А вызов ли, — руки соединились и разомкнулись, продолжая невидимо поддерживать расправлявшиеся в предвкушении полета крылья молодого сокола…
— Сейчас? При… всех?
Создатель, совсем иные слова говорили они в тот миг друг другу, не разрывая взглядов меж собой и чувствуя у горла наточенное острие других, направленных на них! Постепенно наливающееся густотой молчание потянуло преддверием бури…
— Если хочешь, «они» — уйдут! — веско уронил князь.
Такого не ожидал никто!.. Но Аман обернулся, обводя внимательным взглядом неровные стены исполинской чаши Зала собраний, и каждый из присутствующих мог бы поклясться, что на это мгновение встретился с ним глазами.
— Для меня честь порадовать танцем тех, кто настолько превосходен в ином искусстве!.. — звонкий голос завибрировал в стенах ущелья.
Аман вскинул голову, словно вслушиваясь в торжествующую тишину ночи, и своенравная госпожа не оставила достойнейшего из своих сыновей! Густая, тягучая и томная мелодия потекла, как прозрачная слеза смолы по стволу босвеллии… Или то был совсем не душистый ладан, а анчар, чей яд смертелен, если попадает в кровь?!

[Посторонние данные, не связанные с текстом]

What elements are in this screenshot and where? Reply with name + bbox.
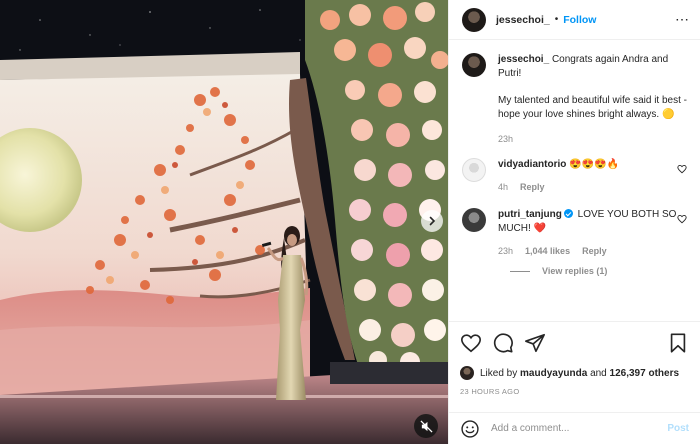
- ellipsis-icon[interactable]: ⋯: [675, 11, 690, 28]
- likes-summary[interactable]: Liked by maudyayunda and 126,397 others: [460, 366, 689, 380]
- comment-likes-count[interactable]: 1,044 likes: [525, 244, 570, 258]
- comments-section[interactable]: jessechoi_ Congrats again Andra and Putr…: [449, 41, 700, 321]
- liker-avatar: [460, 366, 474, 380]
- emoji-icon[interactable]: [460, 419, 480, 439]
- reply-button[interactable]: Reply: [520, 180, 545, 194]
- post-timestamp[interactable]: 23 HOURS AGO: [460, 387, 689, 396]
- view-replies-label: View replies (1): [542, 266, 608, 276]
- share-send-icon[interactable]: [524, 332, 546, 354]
- caption-text-line2: My talented and beautiful wife said it b…: [498, 95, 687, 120]
- verified-badge-icon: [563, 209, 573, 218]
- separator-dot: •: [554, 14, 559, 25]
- view-replies-button[interactable]: View replies (1): [510, 266, 687, 276]
- like-comment-heart-icon[interactable]: [677, 164, 687, 174]
- post-header: jessechoi_ • Follow ⋯: [449, 0, 700, 40]
- post-video[interactable]: [0, 0, 448, 444]
- follow-button[interactable]: Follow: [563, 14, 596, 26]
- caption-username[interactable]: jessechoi_: [498, 54, 549, 65]
- comment-username[interactable]: vidyadiantorio: [498, 159, 566, 170]
- comment-text: 😍😍😍🔥: [569, 159, 619, 170]
- video-frame-stage-scene: [0, 0, 448, 444]
- likes-conjunction: and: [590, 367, 607, 379]
- instagram-post: jessechoi_ • Follow ⋯ jessechoi_ Congrat…: [0, 0, 700, 444]
- heart-icon[interactable]: [460, 332, 482, 354]
- likes-prefix: Liked by: [480, 367, 518, 379]
- comment-time[interactable]: 4h: [498, 180, 508, 194]
- caption-avatar[interactable]: [462, 53, 486, 77]
- commenter-avatar[interactable]: [462, 158, 486, 182]
- speaker-muted-icon: [419, 419, 433, 433]
- list-item: putri_tanjung LOVE YOU BOTH SO MUCH! ❤️ …: [462, 208, 687, 258]
- divider-line: [510, 270, 530, 272]
- author-avatar[interactable]: [462, 7, 486, 32]
- caption: jessechoi_ Congrats again Andra and Putr…: [462, 53, 687, 146]
- bookmark-icon[interactable]: [667, 332, 689, 354]
- chevron-right-icon: [429, 216, 436, 226]
- caption-time[interactable]: 23h: [498, 132, 513, 146]
- commenter-avatar[interactable]: [462, 208, 486, 232]
- reply-button[interactable]: Reply: [582, 244, 607, 258]
- comment-icon[interactable]: [492, 332, 514, 354]
- author-username[interactable]: jessechoi_: [496, 14, 550, 26]
- next-media-button[interactable]: [421, 210, 443, 232]
- post-comment-button[interactable]: Post: [667, 423, 689, 434]
- post-details-panel: jessechoi_ • Follow ⋯ jessechoi_ Congrat…: [448, 0, 700, 444]
- like-comment-heart-icon[interactable]: [677, 214, 687, 224]
- comment-time[interactable]: 23h: [498, 244, 513, 258]
- comment-username[interactable]: putri_tanjung: [498, 209, 562, 220]
- likes-count[interactable]: 126,397 others: [610, 368, 680, 379]
- mute-toggle-button[interactable]: [414, 414, 438, 438]
- liker-username[interactable]: maudyayunda: [520, 368, 587, 379]
- add-comment-bar: Post: [449, 412, 700, 444]
- list-item: vidyadiantorio 😍😍😍🔥 4h Reply: [462, 158, 687, 194]
- post-actions: Liked by maudyayunda and 126,397 others …: [449, 321, 700, 396]
- comment-input[interactable]: [491, 423, 668, 434]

Резко соединив ладони: тревожным рокотом бубна со стремительным перебором струн, торопливым, как вихрем вздымающие песок копыта скакуна, — без вызова и объявления войны ночь явила себя во всей красе и мощи с неистовством песчаной бури!
Пламя и сталь. Черный огонь, его ревущие языки, вздымающиеся к безмолвному небу, и бесшумный шелест холодного железа, высвобождающегося из ножен, чтобы одним изумительным броском оставить свой росчерк в великой Книге Бытия… И мимолетный взгляд антрацитовых очей через плечо — испепеляет до золы плещущейся в нем страстью!

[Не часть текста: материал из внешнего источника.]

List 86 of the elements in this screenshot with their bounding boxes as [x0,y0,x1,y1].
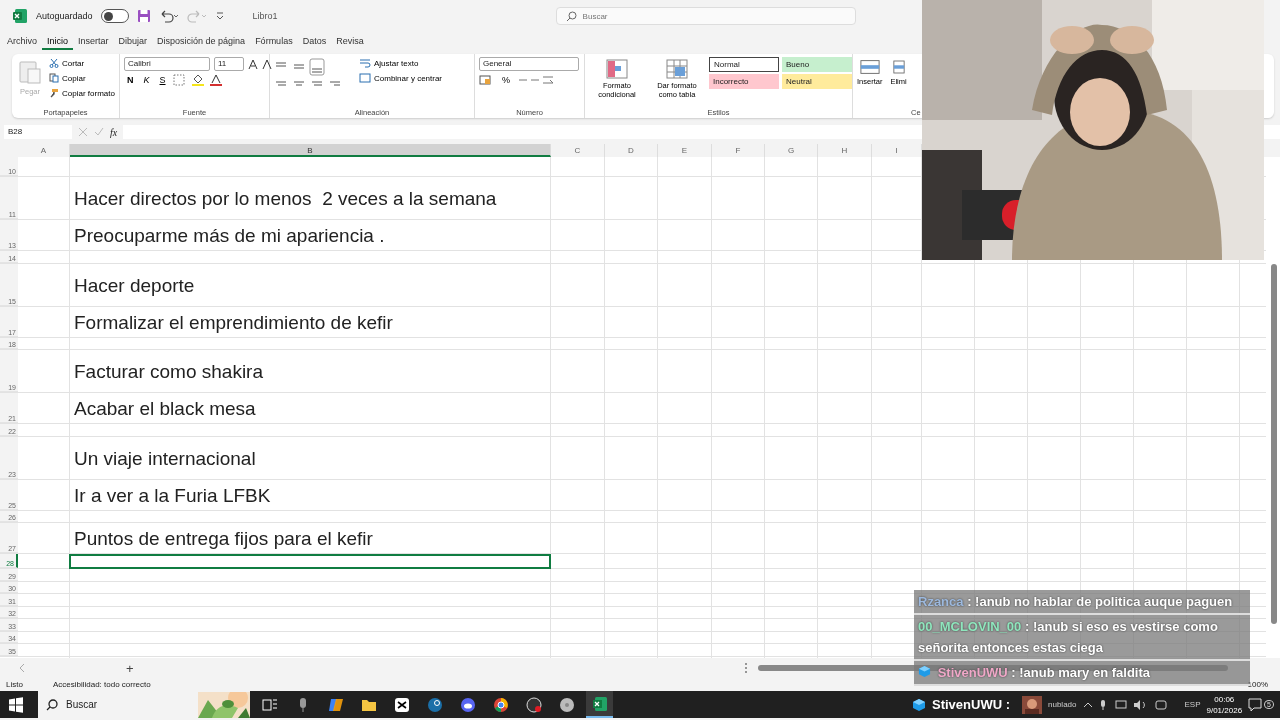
wrap-text-icon [359,58,371,68]
conditional-format-icon [606,59,628,79]
ribbon-tab[interactable]: Insertar [73,34,114,50]
underline-button[interactable]: S [156,75,169,85]
save-icon[interactable] [136,9,151,23]
table-cell-text: Facturar como shakira [73,360,263,384]
ribbon-tab[interactable]: Dibujar [113,34,153,50]
alert-username: StivenUWU : [932,697,1010,712]
copy-icon [49,73,59,83]
font-color-icon[interactable] [208,74,223,86]
ribbon-tab[interactable]: Disposición de página [152,34,251,50]
excel-icon [591,695,608,712]
chat-message: 00_MCLOVIN_00 : !anub si eso es vestirse como señorita entonces estas ciega [914,615,1250,661]
grow-font-icon[interactable] [248,58,272,70]
chat-message: Rzanca : !anub no hablar de politica auque paguen [914,590,1250,615]
notification-icon [1248,697,1263,712]
excel-logo-icon [12,8,28,24]
disc-icon [558,696,575,713]
clock-time[interactable]: 00:06 [1214,693,1235,705]
add-sheet-button[interactable]: + [126,660,134,676]
table-cell-text: Acabar el black mesa [73,397,256,421]
insert-cells-icon [859,59,880,75]
copy-button[interactable]: Copiar [48,72,116,84]
scrollbar-thumb[interactable] [1271,264,1277,624]
column-header[interactable]: G [765,144,818,157]
delete-cells-icon [892,59,905,75]
cell-style[interactable]: Neutral [782,74,852,89]
chat-message: StivenUWU : !anub mary en faldita [914,661,1250,686]
table-cell-text: Hacer directos por lo menos 2 veces a la semana [73,187,497,211]
autosave-label: Autoguardado [36,11,93,21]
merge-center-button[interactable]: Combinar y centrar [358,72,444,84]
format-painter-button[interactable]: Copiar formato [48,87,116,99]
table-cell-text: Un viaje internacional [73,446,256,471]
table-cell-text: Preocuparme más de mi apariencia . [73,224,385,248]
ribbon-tab[interactable]: Fórmulas [250,34,298,50]
cell-style[interactable]: Incorrecto [709,74,779,89]
status-text: Listo [6,680,23,689]
wrap-text-button[interactable]: Ajustar texto [358,57,444,69]
clock-date[interactable]: 9/01/2026 [1206,704,1243,716]
font-name-dropdown[interactable]: Calibri [124,57,210,71]
table-cell-text: Ir a ver a la Furia LFBK [73,483,271,508]
name-box[interactable]: B28 [4,125,72,139]
search-field[interactable]: Buscar [555,7,856,25]
font-size-dropdown[interactable]: 11 [214,57,244,71]
accessibility-status[interactable]: Accesibilidad: todo correcto [52,680,151,689]
cell-style[interactable]: Normal [709,57,779,72]
brush-icon [49,88,59,98]
fill-color-icon[interactable] [190,74,205,86]
merge-cells-icon [359,73,371,83]
table-cell-text: Formalizar el emprendimiento de kefir [73,310,393,335]
column-header[interactable]: F [712,144,765,157]
ribbon-tab[interactable]: Revisa [331,34,369,50]
italic-button[interactable]: K [140,75,153,85]
more-icon[interactable] [743,662,748,674]
search-icon [565,11,577,22]
start-icon[interactable] [8,696,24,713]
customize-icon[interactable] [214,11,225,21]
task-view-icon [261,696,278,713]
column-header[interactable]: B [70,144,551,157]
weather-text[interactable]: nublado [1048,700,1077,709]
table-cell-text: Hacer deporte [73,273,195,298]
selected-cell[interactable] [69,554,551,569]
ribbon-tab[interactable]: Datos [297,34,332,50]
table-format-icon [666,59,688,79]
ribbon-tab[interactable]: Archivo [2,34,42,50]
autosave-toggle[interactable] [100,9,129,23]
number-format-dropdown[interactable]: General [479,57,579,71]
cell-style[interactable]: Bueno [782,57,852,72]
language-indicator[interactable]: ESP [1184,700,1201,709]
clipboard-icon [18,59,42,85]
column-header[interactable]: H [818,144,872,157]
cut-button[interactable]: Cortar [48,57,116,69]
window-title: Libro1 [252,11,278,21]
ribbon-tab[interactable]: Inicio [42,34,74,50]
scissors-icon [49,58,59,68]
cube-icon [912,697,926,712]
taskbar-search[interactable]: Buscar [38,691,250,718]
column-header[interactable]: D [605,144,658,157]
cube-icon [918,665,931,678]
table-cell-text: Puntos de entrega fijos para el kefir [73,527,373,551]
search-icon [46,698,58,711]
percent-button[interactable]: % [499,75,513,85]
column-header[interactable]: C [551,144,605,157]
bold-button[interactable]: N [124,75,137,85]
column-header[interactable]: E [658,144,712,157]
function-button[interactable]: fx [110,126,118,138]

Резко, остро, ярко, неистово, на грани возможного — каждым движением, похожим больше на высверк пламени на разящем полумесяце ятагана, отталкиваясь каблуками сапог от земли и устремляясь всем существом в бездонный сияющий мрак неба! Один неуловимый жест — и в руке юноши зажата сталь уже вполне осязаемая, а серебристый мазок падающего метеора по бархатному полотну торжественного вечера, — внезапной молнией с глубокого ясного неба вонзается смертоносным жалом в песок у его ног.
Вздох — взмах, разворот! И еще один холодный цветок расцветает короткой вспышкой у самых узких мысков впивающихся в розовый песок сапог, чтобы позвать за собой прочих собратьев…
Разворот, пируэт, защита! Не Аленький цветочек, греза желания, до сих пор не превзойденный от Гранады до Магриба во дворцах на ложе их владык, но — в звенящий натянутой тетивой миг обрушившейся тишины — Ас-саталь, Звезда!.. Упал на колено в центре пылающей каменной чаши, и если левая его ладонь была в предельно ясном жесте раскрыта и обращена вверх, то правая — сжимала клинок в столь же ясной готовности к бою. Кругом у его ног с обманчивой невозмутимостью чуть подрагивали 13 метательных листов…
Аман плавно распрямился, — и язычок огня почти угасшего костра вновь лизнул сухую ветвь, набирая силу. Взгляд юноши прошел по замершим воинам, царственно кивнув их восторгу, как единственно должному и подобающему, и обратился к князю. Амани отступил на шаг и вогнав подаренный им кинжал в ножны у пояса, повел стрелами ресниц, склоняя голову, как ветвь клонится над водой под тяжестью пышных соцветий и темные воды мерно колышутся, отражая в себе зарево.
К этому мигу стояли все, кроме Амира, сжимавшему чашу в своей руке так, будто висел над пропастью, а чеканная ножка сосуда — последнее, что удерживает его от падения… Конечно, в недавнем обнадеживающем порыве откровения Аман поделился с ним идеей танца о Мансуре и что собирается танцевать с кинжалом. Князь Амир безоговорочно верил в своего Нари, который был в своем искусстве не просто мастером, но художником, идеально умевшим почувствовать и отразить условия как места, так и времени. Аман вполне мог знать о ритуальных танцах мужчин, танце с мечом, ведь те же арда, аль-бара, хафиф других народов и кланов — не являются тайной. В задумке Амани он увидел едва ли не указующий перст: специально выдумывая способ ввести его в клан, инициировать как равного среди них мужчину, воина и брата — невозможно было отыскать лучший и за добрый десяток лет раздумий!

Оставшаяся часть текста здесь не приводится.